5 Ways to Build Pre-reading Skills in Kids

19 Apr
Before your child actually begins to read, they'll develop a set of skills known as pre-reading skills. Pre-reading skills lay the foundation for reading success by helping children develop the cognitive, language, and social-emotional skills they need to become strong readers. 
These pre-reading skills are signs of early literacy. Let's take a closer look at what pre-reading skills are by understanding their importance.

The importance of pre-reading skills in children

  • Developing phonemic awareness
    One of the most important pre-reading skills is phonemic awareness, or the ability to hear and manipulate the individual sounds within words. This skill is important because it forms the basis for phonics instruction, which teaches children how to decode words. Without strong phonemic awareness skills, children may struggle with phonics and reading fluently.
  • Building vocabulary
   Another key pre-reading skill is vocabulary development. Children who have a broad vocabulary are better equipped to understand what they read and make connections between new and existing knowledge. Additionally, having a rich vocabulary can help children express themselves more clearly and effectively.

  • Improving comprehension
    Good readers are able to comprehend what they read, and pre-reading skills can help set the stage for strong comprehension skills. When children have a solid foundation in phonemic awareness and vocabulary, they are better able to understand the meaning behind the words they read.

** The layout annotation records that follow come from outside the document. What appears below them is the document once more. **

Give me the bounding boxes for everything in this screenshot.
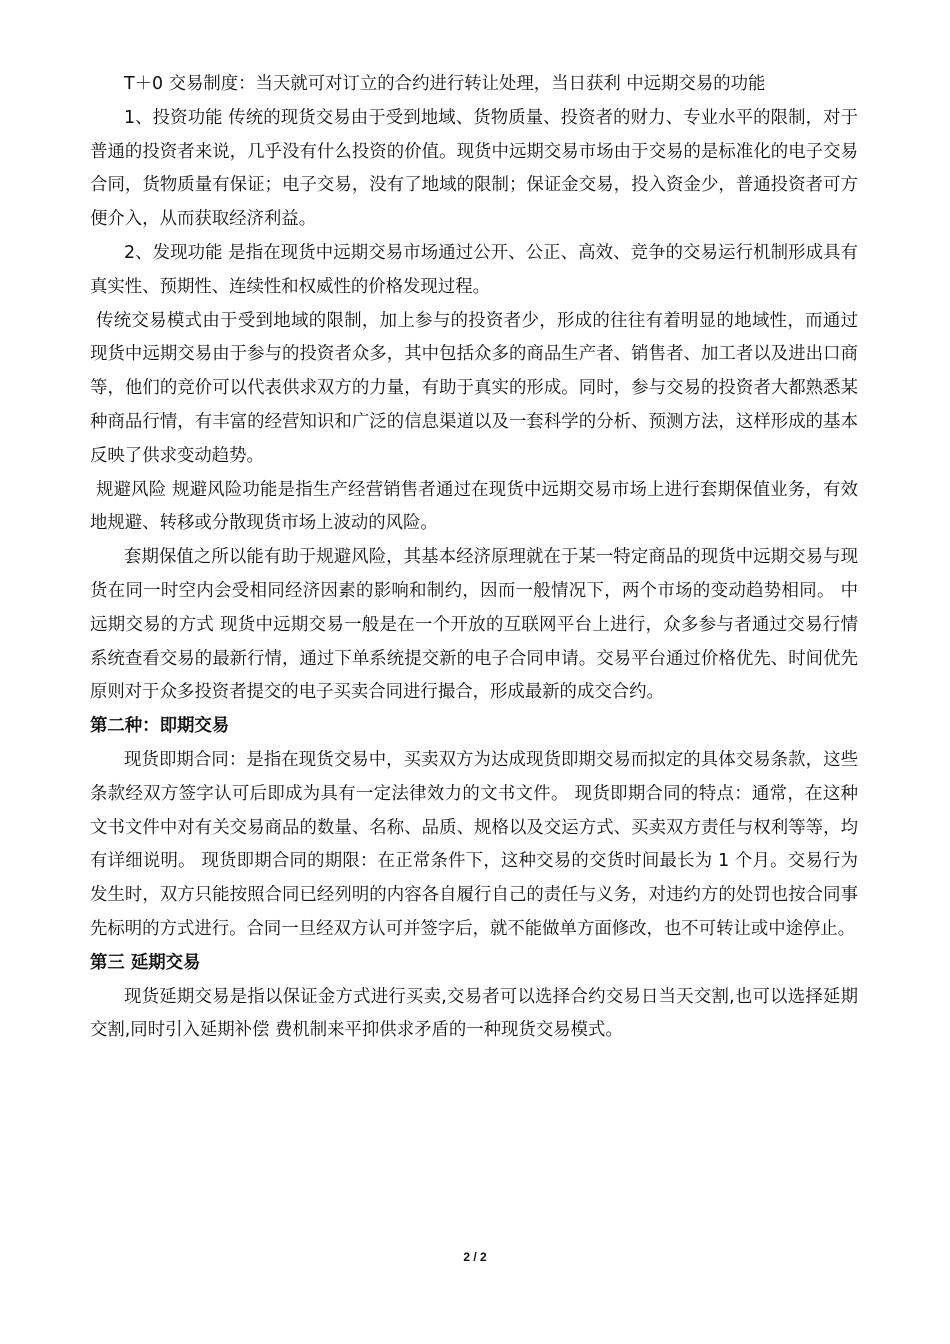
paragraph-discovery-function: 2、发现功能 是指在现货中远期交易市场通过公开、公正、高效、竞争的交易运行机制形成具有真实性、预期性、连续性和权威性的价格发现过程。 (90, 242, 858, 297)
paragraph-risk-avoidance: 规避风险 规避风险功能是指生产经营销售者通过在现货中远期交易市场上进行套期保值业务，有效地规避、转移或分散现货市场上波动的风险。 (90, 479, 858, 534)
paragraph-spot-contract: 现货即期合同：是指在现货交易中，买卖双方为达成现货即期交易而拟定的具体交易条款，这些条款经双方签字认可后即成为具有一定法律效力的文书文件。 现货即期合同的特点：通常，在这种文书文件中对有关交易商品的数量、名称、品质、规格以及交运方式、买卖双方责任与权利等等，均有详细说明。 现货即期合同的期限：在正常条件下，这种交易的交货时间最长为 1 个月。交易行为发生时，双方只能按照合同已经列明的内容各自履行自己的责任与义务，对违约方的处罚也按合同事先标明的方式进行。合同一旦经双方认可并签字后，就不能做单方面修改，也不可转让或中途停止。 (90, 749, 858, 939)
paragraph-investment-function: 1、投资功能 传统的现货交易由于受到地域、货物质量、投资者的财力、专业水平的限制，对于普通的投资者来说，几乎没有什么投资的价值。现货中远期交易市场由于交易的是标准化的电子交易合同，货物质量有保证；电子交易，没有了地域的限制；保证金交易，投入资金少，普通投资者可方便介入，从而获取经济利益。 (90, 107, 858, 230)
page-number: 2 / 2 (463, 1250, 487, 1264)
section-heading-deferred-trading: 第三 延期交易 (90, 952, 201, 973)
paragraph-hedging: 套期保值之所以能有助于规避风险，其基本经济原理就在于某一特定商品的现货中远期交易与现货在同一时空内会受相同经济因素的影响和制约，因而一般情况下，两个市场的变动趋势相同。 中远期交易的方式 现货中远期交易一般是在一个开放的互联网平台上进行，众多参与者通过交易行情系统查看交易的最新行情，通过下单系统提交新的电子合同申请。交易平台通过价格优先、时间优先原则对于众多投资者提交的电子买卖合同进行撮合，形成最新的成交合约。 (90, 547, 858, 703)
paragraph-traditional-trading: 传统交易模式由于受到地域的限制，加上参与的投资者少，形成的往往有着明显的地域性，而通过现货中远期交易由于参与的投资者众多，其中包括众多的商品生产者、销售者、加工者以及进出口商等，他们的竞价可以代表供求双方的力量，有助于真实的形成。同时，参与交易的投资者大都熟悉某种商品行情，有丰富的经营知识和广泛的信息渠道以及一套科学的分析、预测方法，这样形成的基本反映了供求变动趋势。 (90, 310, 858, 466)
document-body (90, 68, 858, 1048)
section-heading-spot-trading: 第二种：即期交易 (90, 716, 230, 737)
paragraph-t0-trading: T＋0 交易制度：当天就可对订立的合约进行转让处理，当日获利 中远期交易的功能 (124, 74, 766, 94)
paragraph-deferred-trading: 现货延期交易是指以保证金方式进行买卖,交易者可以选择合约交易日当天交割,也可以选择延期交割,同时引入延期补偿 费机制来平抑供求矛盾的一种现货交易模式。 (90, 986, 858, 1041)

  • Encouraging a love of reading
     Pre-reading skills can help children develop a love of reading. When children feel confident in their ability to read and understand what they're reading, they're more likely to enjoy the experience. And when children enjoy reading, they're more likely to continue reading throughout their lives, which can have a profound impact on their academic and personal success.
Now that you understand the importance of pre-reading skills, let’s look at five fun and easy ways you can build those skills and get your kids ready for this developmental milestone!

  • Play with sounds
Phonological awareness is the ability to hear and manipulate the sounds in words, and it's a key pre-reading skill. You can help develop this skill by playing silly games with sounds. Try making up rhymes or tongue twisters, or play "I Spy" with sounds instead of objects. For example, "I spy with my little ear something that starts with the sound ‘buh’.

  • Read aloud
Reading aloud to your kids is a great way to expose them to language and build their vocabulary. It also helps them develop an understanding of how stories work and how print works. Make it fun by doing silly voices or acting out the story together. And don't stop reading aloud once your kids can read on their own – they'll still benefit from hearing you read more advanced books.

  • Play with letters
   Letter recognition is another important pre-reading skill. You can help your kids learn their letters by playing games with alphabet magnets or blocks, or by making letter cards to play memory or matching games. You can also point out letters in the environment when you're out and about, like on signs or license plates.

  • Use technology
There are lots of great apps and websites out there that can help build pre-reading skills. These programs are designed to be engaging and interactive, so your kids will have fun while they learn. Kindersteps is a free parenting app that provides a wealth of activities and games, designed to be fun and engaging, while also making it easy to track your child's progress over time. You can get personalized daily recommendations for daily activities that you can do with your child, which doubles up as an excellent time for bonding!

  • Encourage play
Believe it or not, play is actually a great way to build pre-reading skills. When kids play pretend, they're using their imaginations and developing storytelling skills. When they draw pictures or write letters to friends, they're practicing their fine motor skills and letter formation. 
Building pre-reading skills doesn't have to be a chore – it can be fun and playful! By incorporating the tips mentioned above you'll be well on your way to helping your kids become confident, articulate and successful readers and learners.